Luc sighed, the static scratchy at Mammon’s ear. “I’ve bought you two more weeks down there before Blaze comes for your ass. That’s it—fourteen days, or I’ll come down there to pull you out myself.”

“Two weeks isn’t enough.”

If the growl Luc released was any indication, Mammon had pushed too far.

“Two weeks is more than anyone else would get, brother. You should be thanking Blaze, not flaunting your insubordination. Your special privileges won’t last forever.”

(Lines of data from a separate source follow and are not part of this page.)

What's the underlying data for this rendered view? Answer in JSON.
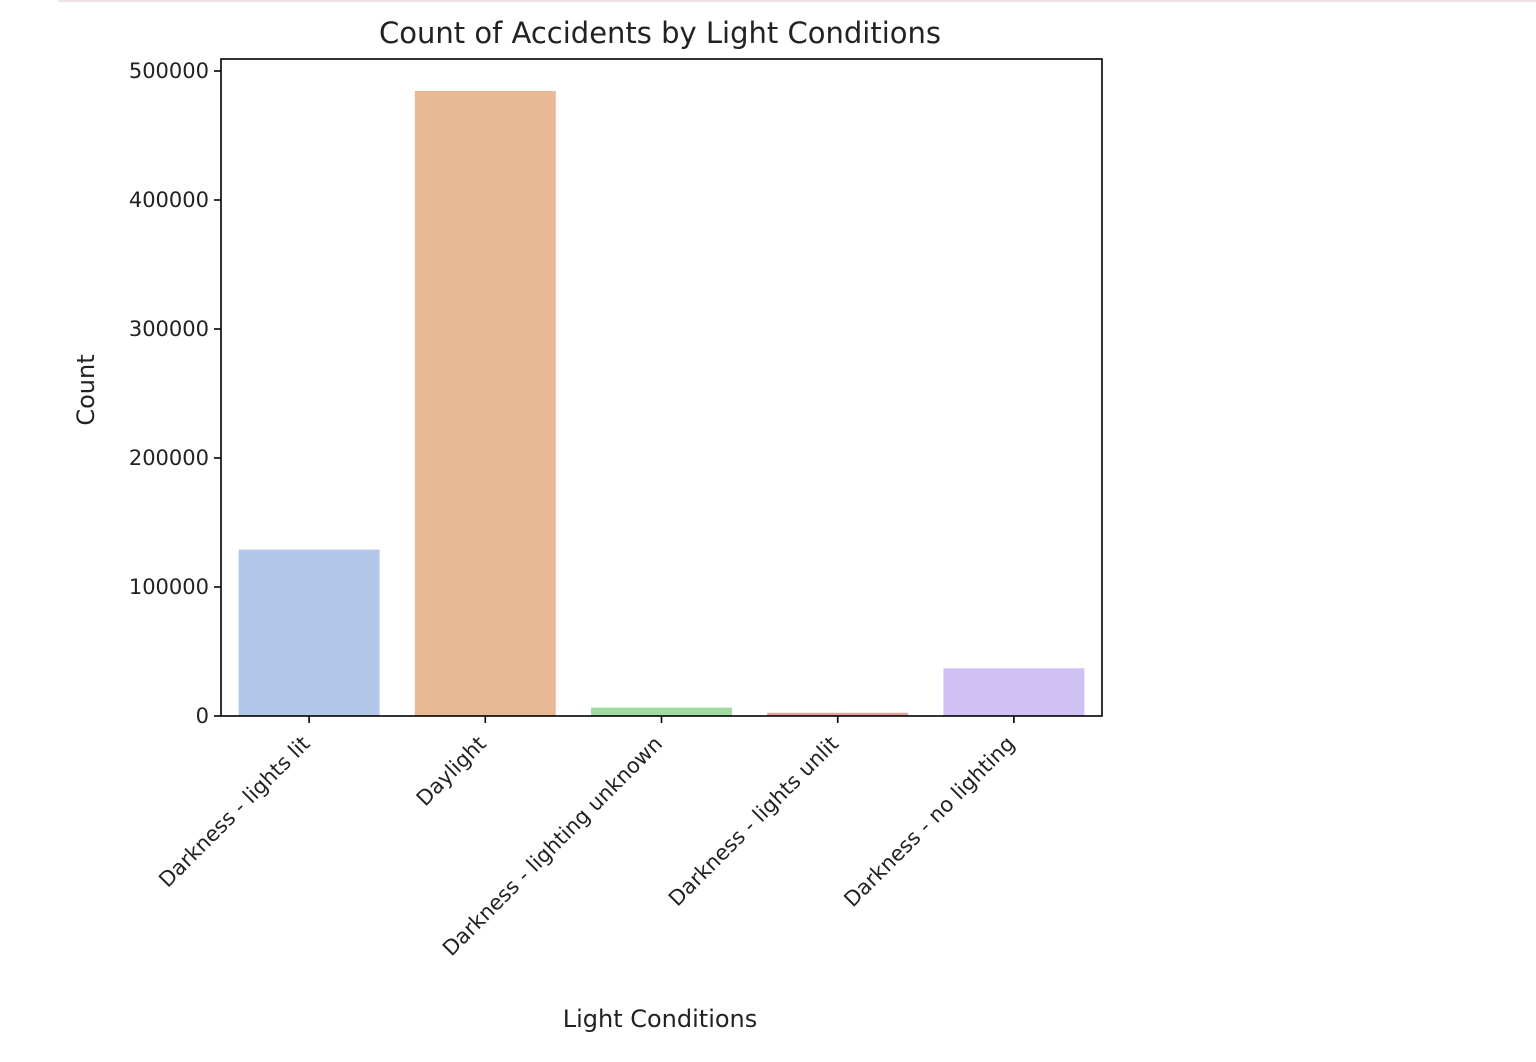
{
  "chart_data": {
    "type": "bar",
    "title": "Count of Accidents by Light Conditions",
    "xlabel": "Light Conditions",
    "ylabel": "Count",
    "categories": [
      "Darkness - lights lit",
      "Daylight",
      "Darkness - lighting unknown",
      "Darkness - lights unlit",
      "Darkness - no lighting"
    ],
    "values": [
      129000,
      484500,
      6500,
      2500,
      37000
    ],
    "colors": [
      "#b3c8e9",
      "#e8b994",
      "#a1dba1",
      "#e6a19e",
      "#cfc1f4"
    ],
    "ylim": [
      0,
      510000
    ],
    "yticks": [
      0,
      100000,
      200000,
      300000,
      400000,
      500000
    ],
    "ytick_labels": [
      "0",
      "100000",
      "200000",
      "300000",
      "400000",
      "500000"
    ],
    "grid": false,
    "legend": "none"
  }
}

Truer words had never been spoken. Ever since Mammon had tracked down and destroyed a group of shifters threatening the NALB president from inside his organization—inside his very home—Mammon had been allowed a certain freedom. Given leeway on a few missions. But it seemed as if he’d run through that allotment of freedom.

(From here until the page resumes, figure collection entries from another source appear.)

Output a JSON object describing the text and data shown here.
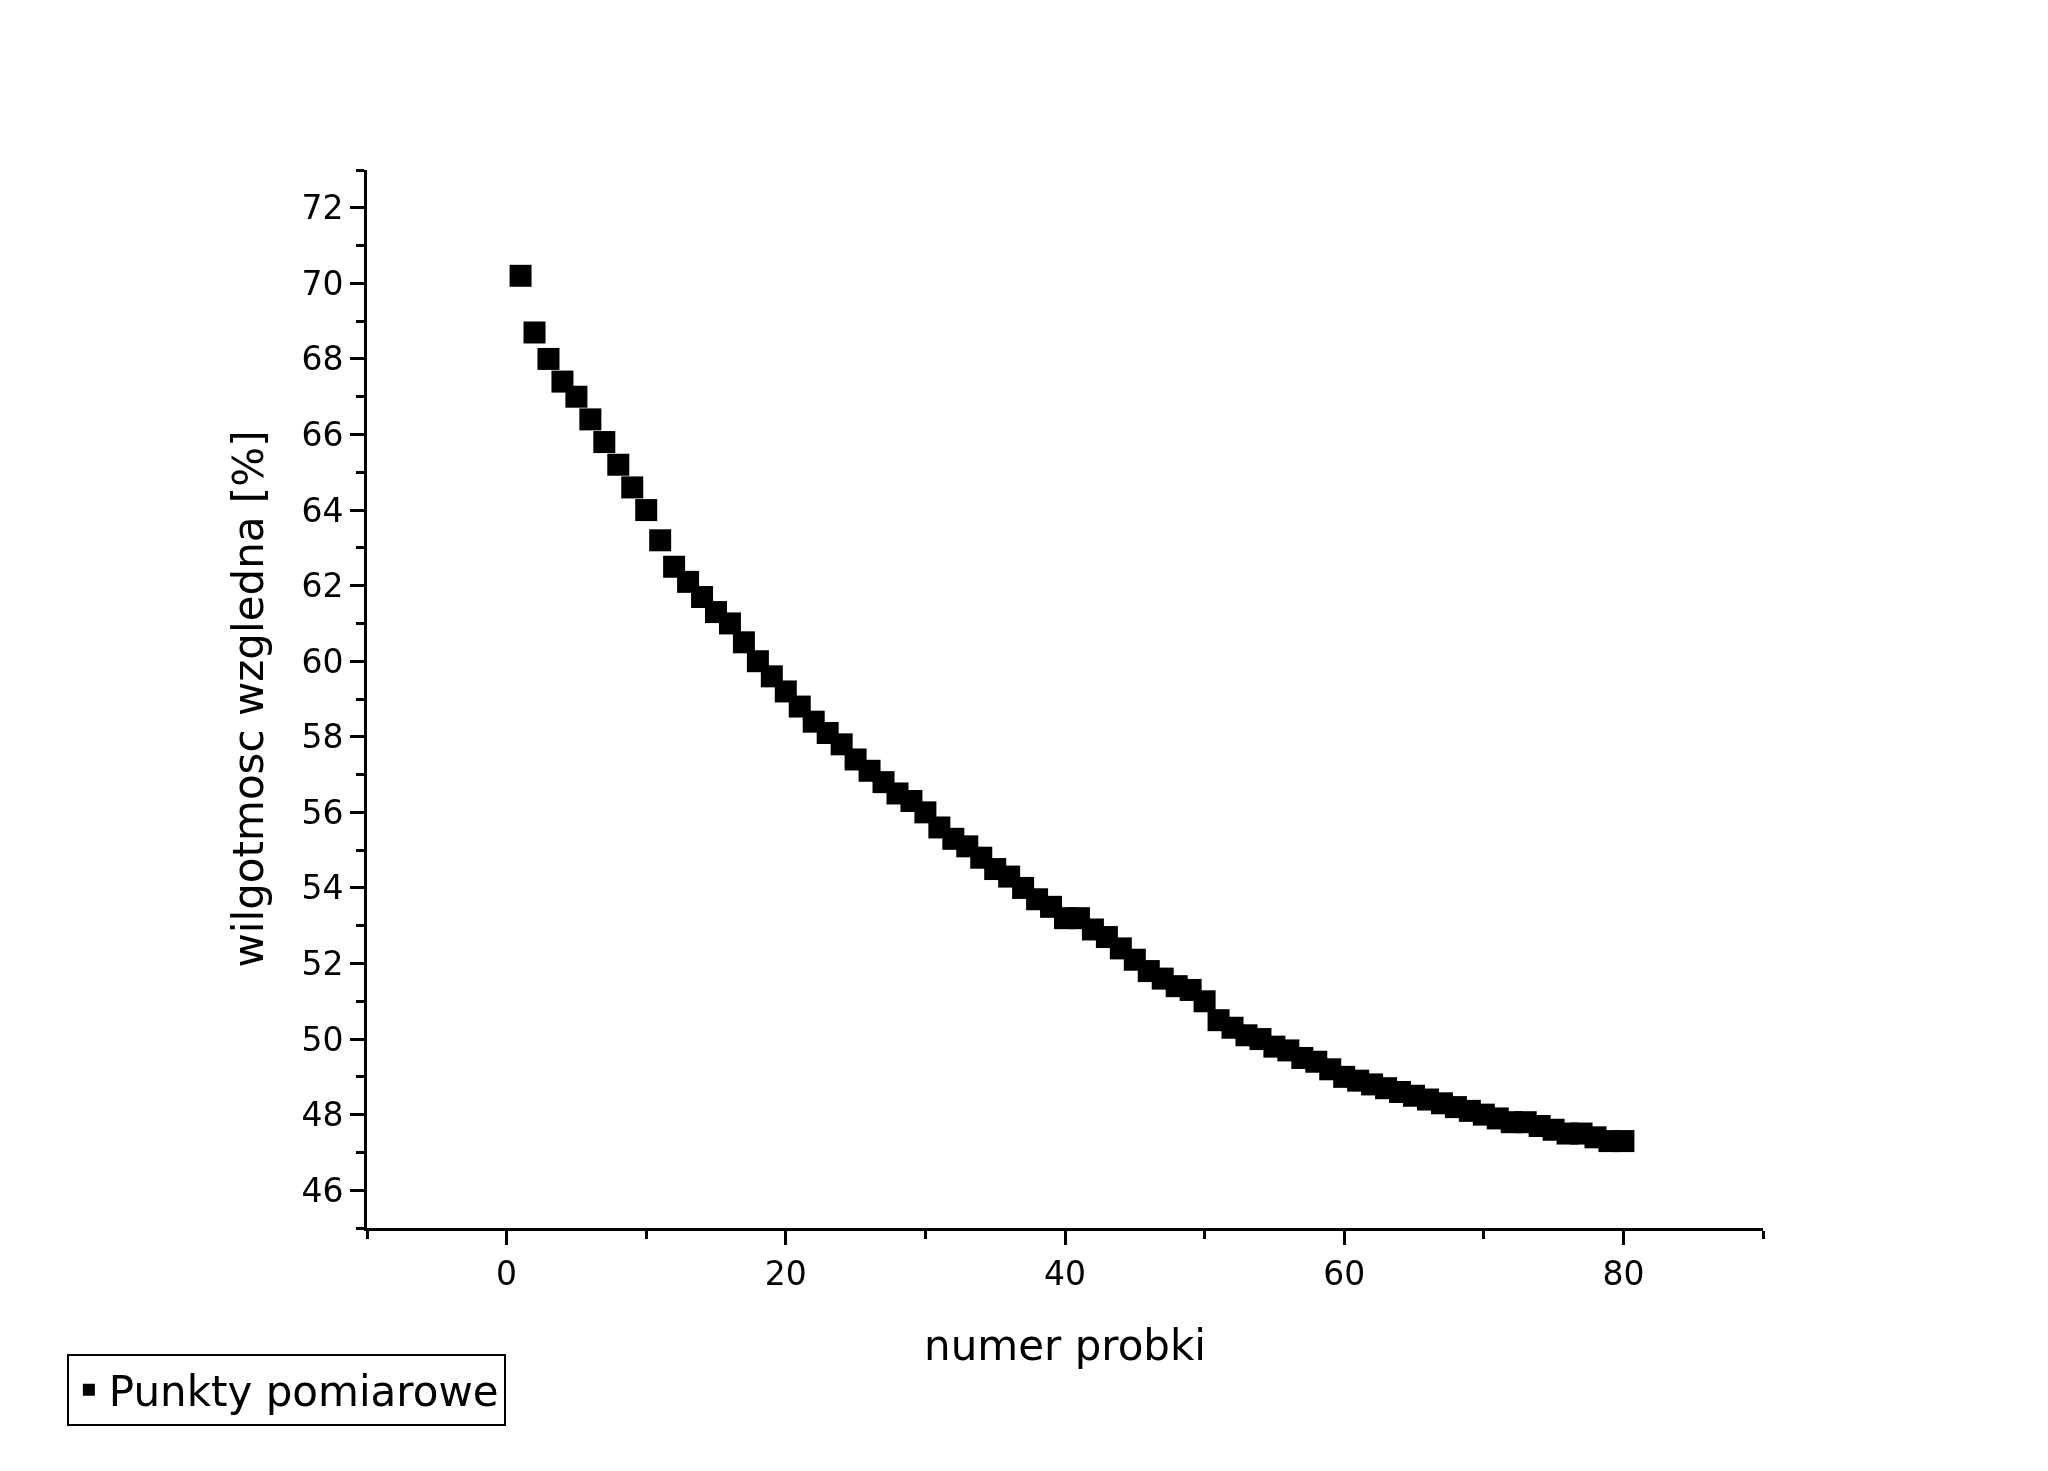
{
  "chart_data": {
    "type": "scatter",
    "xlabel": "numer probki",
    "ylabel": "wilgotmosc wzgledna [%]",
    "x": [
      1,
      2,
      3,
      4,
      5,
      6,
      7,
      8,
      9,
      10,
      11,
      12,
      13,
      14,
      15,
      16,
      17,
      18,
      19,
      20,
      21,
      22,
      23,
      24,
      25,
      26,
      27,
      28,
      29,
      30,
      31,
      32,
      33,
      34,
      35,
      36,
      37,
      38,
      39,
      40,
      41,
      42,
      43,
      44,
      45,
      46,
      47,
      48,
      49,
      50,
      51,
      52,
      53,
      54,
      55,
      56,
      57,
      58,
      59,
      60,
      61,
      62,
      63,
      64,
      65,
      66,
      67,
      68,
      69,
      70,
      71,
      72,
      73,
      74,
      75,
      76,
      77,
      78,
      79,
      80
    ],
    "series": [
      {
        "name": "Punkty pomiarowe",
        "color": "#000000",
        "values": [
          70.2,
          68.7,
          68.0,
          67.4,
          67.0,
          66.4,
          65.8,
          65.2,
          64.6,
          64.0,
          63.2,
          62.5,
          62.1,
          61.7,
          61.3,
          61.0,
          60.5,
          60.0,
          59.6,
          59.2,
          58.8,
          58.4,
          58.1,
          57.8,
          57.4,
          57.1,
          56.8,
          56.5,
          56.3,
          56.0,
          55.6,
          55.3,
          55.1,
          54.8,
          54.5,
          54.3,
          54.0,
          53.7,
          53.5,
          53.2,
          53.2,
          52.9,
          52.7,
          52.4,
          52.1,
          51.8,
          51.6,
          51.4,
          51.3,
          51.0,
          50.5,
          50.3,
          50.1,
          50.0,
          49.8,
          49.7,
          49.5,
          49.4,
          49.2,
          49.0,
          48.9,
          48.8,
          48.7,
          48.6,
          48.5,
          48.4,
          48.3,
          48.2,
          48.1,
          48.0,
          47.9,
          47.8,
          47.8,
          47.7,
          47.6,
          47.5,
          47.5,
          47.4,
          47.3,
          47.3
        ]
      }
    ],
    "xlim": [
      -10,
      90
    ],
    "xticks": [
      {
        "value": -10,
        "label": null
      },
      0,
      {
        "value": 10,
        "label": null
      },
      20,
      {
        "value": 30,
        "label": null
      },
      40,
      {
        "value": 50,
        "label": null
      },
      60,
      {
        "value": 70,
        "label": null
      },
      80,
      {
        "value": 90,
        "label": null
      }
    ],
    "ylim": [
      45,
      73
    ],
    "yticks": [
      {
        "value": 45,
        "label": null
      },
      46,
      {
        "value": 47,
        "label": null
      },
      48,
      {
        "value": 49,
        "label": null
      },
      50,
      {
        "value": 51,
        "label": null
      },
      52,
      {
        "value": 53,
        "label": null
      },
      54,
      {
        "value": 55,
        "label": null
      },
      56,
      {
        "value": 57,
        "label": null
      },
      58,
      {
        "value": 59,
        "label": null
      },
      60,
      {
        "value": 61,
        "label": null
      },
      62,
      {
        "value": 63,
        "label": null
      },
      64,
      {
        "value": 65,
        "label": null
      },
      66,
      {
        "value": 67,
        "label": null
      },
      68,
      {
        "value": 69,
        "label": null
      },
      70,
      {
        "value": 71,
        "label": null
      },
      72,
      {
        "value": 73,
        "label": null
      }
    ],
    "marker": "square",
    "legend": "bottom left"
  }
}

“Fine,” Mammon said, letting the growl he’d been holding back rumble through him. “Two weeks. I’ll find something, a real sign that this pack needs monitoring, in two weeks.”

“No games, Mammon. We’ve let you engage in your obsessive quest against the O’Rourke pack long enough. Get evidence, or get the fuck out. Don’t make me have to hunt you down. And I’m sending in Thaus.”

Motherfucker.
“He’s still healing from the incident in North Carolina.”

Incident… Attack was more like it. Without Thaus, they never would have gotten Levi’s mate back from the bastard who tried to take her. But the Dire had taken a bullet at close range to the shoulder, and his recovery hadn’t gone as expected. Of course, it was too much of a stretch to believe Luc had somehow forgotten that fact.

“He can heal in Texas. Expect him, and know that if he issues an order, he’s speaking for me,” Luc said, growling through his words. “Two fucking weeks, Mammon.”

The phone beeped as Luc disconnected, the tone final. As were Luc’s words. Mammon kept his eyes trained on the doors, waiting for the rest of the O’Rourke pack to leave the bar. He even considered following them to see where they went after a night of spending and excess. But in the end, he threw his truck into gear and headed back to the apartment building where he’d been living since he started his investigation. He could have borrowed a piece of property from Blasius, could have rented a bigger place or something, instead. But the building filled with studio efficiencies was clean and safe, the units just enough for the shifter, the staff kind, and the owner the sort of person Mammon tended to surround himself with. Salt of the earth folks, ones without wealth and power.

The opposite of the fucking O’Rourke pack.

Two weeks…a lot could happen in two weeks.